2 In his reply brief, Dyous amends this claim to also challenge the Defendants’ practice and policy of consulting with the PSRB in connection with the issuance of such passes. 4 pass.” (Defs.’ Response Mem. at 1, ECF No. 174.) They further assert that the PSRB’s involvement in the issuance of such passes is both appropriate, and in some circumstances, required. (Id.) The Defendants also argue that the bans on e-mail, electronic devices, and consensual relations (collectively, the “Bans”) further legitimate safety and privacy interests and, in any event, are not matters addressed in or covered by the Decree. (Defs.’ Opp. Mem. at 4–6,

ECF No. 169.) Level 4 Pass As indicated, Dyous asserts that the Defendants are violating the Decree by denying him a Level 4 pass; (Mot. for Compliance at 3); and by “consulting, coordinating, notifying or requesting permission from the PSRB” when granting Level 4 pass privileges; (Mov.’t Reply Mem. at 8, ECF No. 173; see also id. at 1–2.) By way of brief background, a PSRB patient’s treatment team sets his or her privilege level. (T. Wasser Aff. at ¶ 5.) A Level 4 pass permits unsupervised trips into the community. (Defs.’ Opp.
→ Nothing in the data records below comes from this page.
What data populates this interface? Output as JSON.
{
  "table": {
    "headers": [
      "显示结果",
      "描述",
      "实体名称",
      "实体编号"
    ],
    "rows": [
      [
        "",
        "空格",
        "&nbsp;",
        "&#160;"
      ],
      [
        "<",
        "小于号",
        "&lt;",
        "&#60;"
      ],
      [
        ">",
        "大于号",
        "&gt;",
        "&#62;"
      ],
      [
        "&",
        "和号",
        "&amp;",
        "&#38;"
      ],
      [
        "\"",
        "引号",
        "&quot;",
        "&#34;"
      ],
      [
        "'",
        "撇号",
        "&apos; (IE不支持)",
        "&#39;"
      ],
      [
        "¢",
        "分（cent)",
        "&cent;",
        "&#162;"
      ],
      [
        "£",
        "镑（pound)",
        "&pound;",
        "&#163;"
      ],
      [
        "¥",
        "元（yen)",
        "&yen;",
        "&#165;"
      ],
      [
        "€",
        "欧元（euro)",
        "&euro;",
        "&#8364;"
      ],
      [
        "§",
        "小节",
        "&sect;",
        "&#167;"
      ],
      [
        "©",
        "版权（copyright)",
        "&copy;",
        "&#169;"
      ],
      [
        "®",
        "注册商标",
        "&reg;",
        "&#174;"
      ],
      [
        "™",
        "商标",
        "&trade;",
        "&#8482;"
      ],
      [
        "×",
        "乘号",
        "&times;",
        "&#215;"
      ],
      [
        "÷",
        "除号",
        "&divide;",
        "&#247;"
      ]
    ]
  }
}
Mem. at 3.) Although the treatment team sets the pass level, the PSRB sometimes requests

to be informed in advance of Whiting’s intention to grant a Level 4 pass to a particular patient. (T. Wasser Aff. at ¶ 5.) In response to that notice, the PSRB may then choose to hold a status review hearing on the patient’s progress. (Id.) After such a hearing, the PSRB may decide remand the patient back to Whiting’s Maximum Security Service or to permit the patient to remain at Dutcher. (Id.) If the patient remains at Dutcher, the PSRB cannot set the pass level. (Id.) At the time of the filing of his motion, Dyous had only a Level 3 pass, which permits trips into the community with staff supervision. (Id.) Dyous had twice requested a Level 4 pass, but both applications were denied.